The key thing to understand is that, despite the upheaval at IBM, profitability has remained strong. IBM gets a lot of flak for not growing revenue, but adding a bunch of low-margin revenue to satiate impatient investors wouldn't make much sense. Profits drive the stock price, not revenue.
IBM's core businesses, like the mainframe, are still very profitable, and there's no reason to believe this will change. An enormous number of organizations rely on IBM hardware, software, and services, including 90% of the top 100 banks in the world. While these businesses may not be growing, they still generate plenty of cash for IBM.

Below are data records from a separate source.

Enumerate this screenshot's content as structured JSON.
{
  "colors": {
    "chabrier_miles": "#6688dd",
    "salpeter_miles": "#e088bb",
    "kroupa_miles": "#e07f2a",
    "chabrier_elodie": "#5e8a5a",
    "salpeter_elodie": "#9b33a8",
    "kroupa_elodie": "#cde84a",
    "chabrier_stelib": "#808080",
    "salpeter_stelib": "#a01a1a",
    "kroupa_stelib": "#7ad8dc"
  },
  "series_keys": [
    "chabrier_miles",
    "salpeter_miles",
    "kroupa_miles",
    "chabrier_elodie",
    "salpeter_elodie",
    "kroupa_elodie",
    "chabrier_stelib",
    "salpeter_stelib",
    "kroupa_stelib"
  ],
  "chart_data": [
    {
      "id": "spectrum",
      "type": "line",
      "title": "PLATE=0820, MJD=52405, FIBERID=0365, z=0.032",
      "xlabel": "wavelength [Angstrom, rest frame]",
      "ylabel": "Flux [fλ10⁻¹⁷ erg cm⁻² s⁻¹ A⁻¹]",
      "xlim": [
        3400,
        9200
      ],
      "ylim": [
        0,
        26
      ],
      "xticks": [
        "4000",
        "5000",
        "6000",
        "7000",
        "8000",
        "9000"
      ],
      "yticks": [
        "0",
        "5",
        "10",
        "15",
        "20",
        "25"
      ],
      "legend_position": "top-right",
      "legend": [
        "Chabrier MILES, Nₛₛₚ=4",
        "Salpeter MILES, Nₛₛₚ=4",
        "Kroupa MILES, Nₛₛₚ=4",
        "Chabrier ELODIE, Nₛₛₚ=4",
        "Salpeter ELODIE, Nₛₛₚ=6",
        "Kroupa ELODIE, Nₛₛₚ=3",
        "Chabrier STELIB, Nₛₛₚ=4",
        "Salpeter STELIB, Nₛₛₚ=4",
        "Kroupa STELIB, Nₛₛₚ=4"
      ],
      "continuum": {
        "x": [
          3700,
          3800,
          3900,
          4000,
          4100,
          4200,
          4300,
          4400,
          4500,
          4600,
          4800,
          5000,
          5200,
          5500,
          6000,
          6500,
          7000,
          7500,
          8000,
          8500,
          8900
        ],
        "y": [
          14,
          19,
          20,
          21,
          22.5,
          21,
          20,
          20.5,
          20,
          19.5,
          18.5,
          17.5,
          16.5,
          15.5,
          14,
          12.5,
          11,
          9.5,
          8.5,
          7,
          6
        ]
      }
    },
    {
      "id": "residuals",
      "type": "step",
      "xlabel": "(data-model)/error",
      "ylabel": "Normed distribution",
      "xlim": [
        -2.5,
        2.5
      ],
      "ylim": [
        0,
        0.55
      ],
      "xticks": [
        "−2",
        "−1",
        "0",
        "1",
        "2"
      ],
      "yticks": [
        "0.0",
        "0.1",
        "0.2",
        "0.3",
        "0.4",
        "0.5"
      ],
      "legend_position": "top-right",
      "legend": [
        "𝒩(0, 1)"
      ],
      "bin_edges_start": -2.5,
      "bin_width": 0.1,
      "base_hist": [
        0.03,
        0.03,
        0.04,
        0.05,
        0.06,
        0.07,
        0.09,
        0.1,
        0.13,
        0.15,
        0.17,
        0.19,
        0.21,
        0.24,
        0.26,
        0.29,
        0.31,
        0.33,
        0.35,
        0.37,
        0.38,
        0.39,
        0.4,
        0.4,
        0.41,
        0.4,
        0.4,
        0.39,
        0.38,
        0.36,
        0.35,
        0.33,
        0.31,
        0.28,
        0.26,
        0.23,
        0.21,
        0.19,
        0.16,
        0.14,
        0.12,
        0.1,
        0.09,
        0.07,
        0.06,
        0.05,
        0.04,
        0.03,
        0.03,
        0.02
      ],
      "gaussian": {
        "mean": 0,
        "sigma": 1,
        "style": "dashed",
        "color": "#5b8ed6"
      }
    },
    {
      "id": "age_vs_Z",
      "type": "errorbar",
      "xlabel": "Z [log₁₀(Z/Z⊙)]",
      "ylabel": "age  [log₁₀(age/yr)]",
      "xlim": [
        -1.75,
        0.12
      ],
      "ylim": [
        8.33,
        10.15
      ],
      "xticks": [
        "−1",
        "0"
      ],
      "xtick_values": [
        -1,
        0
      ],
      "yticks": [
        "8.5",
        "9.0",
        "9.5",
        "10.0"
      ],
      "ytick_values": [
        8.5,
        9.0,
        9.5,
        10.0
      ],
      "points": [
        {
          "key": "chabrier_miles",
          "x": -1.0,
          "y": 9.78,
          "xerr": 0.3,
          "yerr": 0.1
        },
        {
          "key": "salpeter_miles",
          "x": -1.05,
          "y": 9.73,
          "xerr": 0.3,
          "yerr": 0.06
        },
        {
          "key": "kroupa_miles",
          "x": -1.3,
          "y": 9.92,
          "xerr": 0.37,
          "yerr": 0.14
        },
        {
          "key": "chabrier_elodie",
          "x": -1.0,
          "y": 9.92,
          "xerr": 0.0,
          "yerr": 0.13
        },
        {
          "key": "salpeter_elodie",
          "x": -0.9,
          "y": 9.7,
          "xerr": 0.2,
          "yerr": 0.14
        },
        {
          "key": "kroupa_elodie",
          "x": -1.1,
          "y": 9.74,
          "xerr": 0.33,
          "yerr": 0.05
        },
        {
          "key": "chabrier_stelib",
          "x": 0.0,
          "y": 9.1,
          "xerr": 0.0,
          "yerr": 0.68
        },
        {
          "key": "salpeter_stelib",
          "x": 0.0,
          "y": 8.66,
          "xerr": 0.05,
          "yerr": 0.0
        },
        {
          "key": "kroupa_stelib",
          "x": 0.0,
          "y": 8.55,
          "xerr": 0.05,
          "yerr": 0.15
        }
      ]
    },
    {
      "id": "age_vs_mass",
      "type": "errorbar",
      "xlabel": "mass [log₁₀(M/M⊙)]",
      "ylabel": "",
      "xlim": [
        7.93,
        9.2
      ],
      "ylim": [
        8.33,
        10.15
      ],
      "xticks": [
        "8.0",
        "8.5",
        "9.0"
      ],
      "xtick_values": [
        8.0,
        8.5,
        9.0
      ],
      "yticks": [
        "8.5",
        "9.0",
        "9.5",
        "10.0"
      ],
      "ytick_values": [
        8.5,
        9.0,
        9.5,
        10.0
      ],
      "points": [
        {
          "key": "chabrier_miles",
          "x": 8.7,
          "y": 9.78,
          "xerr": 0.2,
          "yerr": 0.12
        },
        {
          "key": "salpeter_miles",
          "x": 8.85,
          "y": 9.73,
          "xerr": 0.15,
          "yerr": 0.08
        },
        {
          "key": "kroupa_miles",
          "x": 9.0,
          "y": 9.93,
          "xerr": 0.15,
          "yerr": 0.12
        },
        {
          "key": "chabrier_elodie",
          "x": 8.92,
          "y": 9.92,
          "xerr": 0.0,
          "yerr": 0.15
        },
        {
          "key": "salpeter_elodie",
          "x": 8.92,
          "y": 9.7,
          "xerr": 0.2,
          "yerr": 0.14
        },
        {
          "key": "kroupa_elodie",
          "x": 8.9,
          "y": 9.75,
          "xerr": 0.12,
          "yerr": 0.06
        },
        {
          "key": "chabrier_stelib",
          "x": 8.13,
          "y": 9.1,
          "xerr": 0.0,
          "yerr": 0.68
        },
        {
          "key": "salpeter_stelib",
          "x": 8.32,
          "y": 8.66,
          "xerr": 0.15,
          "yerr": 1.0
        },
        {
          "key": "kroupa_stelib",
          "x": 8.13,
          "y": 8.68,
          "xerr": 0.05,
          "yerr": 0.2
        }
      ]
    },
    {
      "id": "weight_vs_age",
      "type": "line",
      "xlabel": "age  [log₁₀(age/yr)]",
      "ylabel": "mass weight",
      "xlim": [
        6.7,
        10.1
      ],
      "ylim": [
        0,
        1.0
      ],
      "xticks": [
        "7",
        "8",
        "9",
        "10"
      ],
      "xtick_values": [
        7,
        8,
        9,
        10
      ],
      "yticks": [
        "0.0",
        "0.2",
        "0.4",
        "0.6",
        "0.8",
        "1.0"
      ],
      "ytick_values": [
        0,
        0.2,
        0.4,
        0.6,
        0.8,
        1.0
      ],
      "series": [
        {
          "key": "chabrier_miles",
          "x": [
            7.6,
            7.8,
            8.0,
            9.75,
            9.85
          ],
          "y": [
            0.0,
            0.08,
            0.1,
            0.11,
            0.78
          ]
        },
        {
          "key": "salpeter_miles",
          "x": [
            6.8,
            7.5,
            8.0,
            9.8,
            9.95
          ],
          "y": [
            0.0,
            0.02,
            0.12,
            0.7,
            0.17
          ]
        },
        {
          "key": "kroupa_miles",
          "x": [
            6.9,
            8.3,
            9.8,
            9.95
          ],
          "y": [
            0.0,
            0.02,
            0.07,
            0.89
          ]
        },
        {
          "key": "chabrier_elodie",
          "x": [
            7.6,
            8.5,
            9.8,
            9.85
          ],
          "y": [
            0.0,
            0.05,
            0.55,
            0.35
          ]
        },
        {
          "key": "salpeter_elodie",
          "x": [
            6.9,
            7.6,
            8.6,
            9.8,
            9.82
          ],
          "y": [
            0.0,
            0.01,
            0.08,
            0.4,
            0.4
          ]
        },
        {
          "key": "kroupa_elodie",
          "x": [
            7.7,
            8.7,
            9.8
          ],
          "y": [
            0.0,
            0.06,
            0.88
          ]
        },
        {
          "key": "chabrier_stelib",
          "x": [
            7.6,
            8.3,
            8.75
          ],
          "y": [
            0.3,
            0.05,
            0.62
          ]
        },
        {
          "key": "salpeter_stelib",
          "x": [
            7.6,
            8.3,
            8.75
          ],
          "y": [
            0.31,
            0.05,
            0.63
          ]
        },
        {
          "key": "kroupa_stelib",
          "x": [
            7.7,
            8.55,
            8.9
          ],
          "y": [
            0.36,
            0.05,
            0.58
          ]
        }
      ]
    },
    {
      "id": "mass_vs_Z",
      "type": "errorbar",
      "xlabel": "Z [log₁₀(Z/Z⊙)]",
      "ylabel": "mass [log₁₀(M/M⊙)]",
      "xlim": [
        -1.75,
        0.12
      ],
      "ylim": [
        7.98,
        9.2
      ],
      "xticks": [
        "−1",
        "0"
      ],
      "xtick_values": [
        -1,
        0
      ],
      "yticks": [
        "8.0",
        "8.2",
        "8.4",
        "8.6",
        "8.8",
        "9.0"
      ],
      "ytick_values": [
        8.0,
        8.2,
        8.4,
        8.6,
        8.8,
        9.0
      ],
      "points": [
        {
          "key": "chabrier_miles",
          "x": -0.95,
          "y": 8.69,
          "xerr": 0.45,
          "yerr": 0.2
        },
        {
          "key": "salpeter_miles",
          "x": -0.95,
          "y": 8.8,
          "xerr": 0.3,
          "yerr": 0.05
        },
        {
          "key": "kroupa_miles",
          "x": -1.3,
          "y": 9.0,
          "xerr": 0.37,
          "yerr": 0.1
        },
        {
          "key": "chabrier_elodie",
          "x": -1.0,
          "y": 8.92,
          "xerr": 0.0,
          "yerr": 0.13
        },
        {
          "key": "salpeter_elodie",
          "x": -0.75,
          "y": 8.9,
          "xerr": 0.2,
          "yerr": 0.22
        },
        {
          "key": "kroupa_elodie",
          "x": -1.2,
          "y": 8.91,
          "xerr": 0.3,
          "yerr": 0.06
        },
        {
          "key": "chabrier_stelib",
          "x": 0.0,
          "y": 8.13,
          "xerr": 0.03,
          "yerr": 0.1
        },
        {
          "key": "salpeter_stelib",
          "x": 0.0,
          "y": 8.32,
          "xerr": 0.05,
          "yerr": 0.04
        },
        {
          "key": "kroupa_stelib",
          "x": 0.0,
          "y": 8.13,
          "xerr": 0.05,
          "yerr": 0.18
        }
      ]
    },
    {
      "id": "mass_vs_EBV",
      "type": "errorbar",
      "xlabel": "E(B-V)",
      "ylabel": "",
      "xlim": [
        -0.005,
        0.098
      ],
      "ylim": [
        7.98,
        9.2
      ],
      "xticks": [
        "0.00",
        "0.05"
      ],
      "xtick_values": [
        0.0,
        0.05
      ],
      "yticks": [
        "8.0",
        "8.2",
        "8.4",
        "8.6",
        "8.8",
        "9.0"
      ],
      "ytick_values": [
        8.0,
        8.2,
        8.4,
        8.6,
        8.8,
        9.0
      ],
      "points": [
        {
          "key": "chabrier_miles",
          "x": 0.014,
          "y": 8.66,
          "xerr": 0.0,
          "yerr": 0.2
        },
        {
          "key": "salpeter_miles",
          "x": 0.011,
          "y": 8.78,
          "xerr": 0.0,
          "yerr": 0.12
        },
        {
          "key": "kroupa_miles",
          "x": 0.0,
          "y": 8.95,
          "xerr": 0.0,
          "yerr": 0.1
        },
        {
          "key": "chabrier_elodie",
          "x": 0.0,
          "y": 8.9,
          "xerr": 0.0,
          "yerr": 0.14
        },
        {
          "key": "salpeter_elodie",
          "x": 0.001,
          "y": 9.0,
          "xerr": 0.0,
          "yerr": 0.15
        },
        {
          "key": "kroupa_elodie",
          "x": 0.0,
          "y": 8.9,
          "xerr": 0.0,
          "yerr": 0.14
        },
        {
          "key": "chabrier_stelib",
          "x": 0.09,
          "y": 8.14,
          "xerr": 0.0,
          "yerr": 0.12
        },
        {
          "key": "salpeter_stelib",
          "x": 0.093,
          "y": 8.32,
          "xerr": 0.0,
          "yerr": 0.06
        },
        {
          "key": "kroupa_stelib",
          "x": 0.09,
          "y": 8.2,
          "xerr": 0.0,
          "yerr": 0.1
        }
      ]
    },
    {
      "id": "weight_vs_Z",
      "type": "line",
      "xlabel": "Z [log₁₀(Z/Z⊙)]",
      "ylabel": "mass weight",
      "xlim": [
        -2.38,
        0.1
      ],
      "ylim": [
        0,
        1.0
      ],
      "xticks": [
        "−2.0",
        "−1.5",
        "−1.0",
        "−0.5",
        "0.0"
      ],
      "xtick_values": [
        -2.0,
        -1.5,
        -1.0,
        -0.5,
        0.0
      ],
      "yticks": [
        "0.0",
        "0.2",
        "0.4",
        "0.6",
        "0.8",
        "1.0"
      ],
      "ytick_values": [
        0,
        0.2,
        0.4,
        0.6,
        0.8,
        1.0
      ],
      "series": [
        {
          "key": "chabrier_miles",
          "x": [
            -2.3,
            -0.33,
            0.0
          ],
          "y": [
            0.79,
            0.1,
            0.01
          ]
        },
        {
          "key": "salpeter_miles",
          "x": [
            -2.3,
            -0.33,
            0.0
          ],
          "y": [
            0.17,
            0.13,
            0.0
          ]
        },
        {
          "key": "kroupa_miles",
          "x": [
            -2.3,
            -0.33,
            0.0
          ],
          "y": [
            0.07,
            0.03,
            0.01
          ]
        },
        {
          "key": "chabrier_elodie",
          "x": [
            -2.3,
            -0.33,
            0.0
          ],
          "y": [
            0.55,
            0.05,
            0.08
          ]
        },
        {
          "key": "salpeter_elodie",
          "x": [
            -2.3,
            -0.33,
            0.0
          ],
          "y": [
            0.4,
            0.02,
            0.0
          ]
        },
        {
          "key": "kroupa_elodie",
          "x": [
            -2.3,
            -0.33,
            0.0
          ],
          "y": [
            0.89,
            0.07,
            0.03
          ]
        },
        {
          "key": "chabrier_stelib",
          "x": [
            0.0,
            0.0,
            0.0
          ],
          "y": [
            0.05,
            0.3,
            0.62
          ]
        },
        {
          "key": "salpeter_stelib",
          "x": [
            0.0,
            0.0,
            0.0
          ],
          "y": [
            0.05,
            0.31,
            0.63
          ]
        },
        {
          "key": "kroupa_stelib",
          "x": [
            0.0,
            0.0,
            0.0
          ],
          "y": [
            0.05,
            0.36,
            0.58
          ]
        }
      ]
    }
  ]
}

As IBM's strategic imperatives continue to grow, becoming a larger part of the overall revenue mix, profit margins have the potential to improve. The strategic imperatives are more software-heavy than the rest of the company, and software carries extremely high margins. During the first quarter, for example, IBM's software business managed a 31.4% pre-tax margin, compared to 18.4% for the company as a whole.
IBM is not a company that tries to grow revenue as fast as possible, and when it returns to revenue growth, it will undoubtedly be slow. The main takeaway from IBM's first-quarter results is not that revenue continued to shrink, but that profitability remained intact despite the transition under way at the company.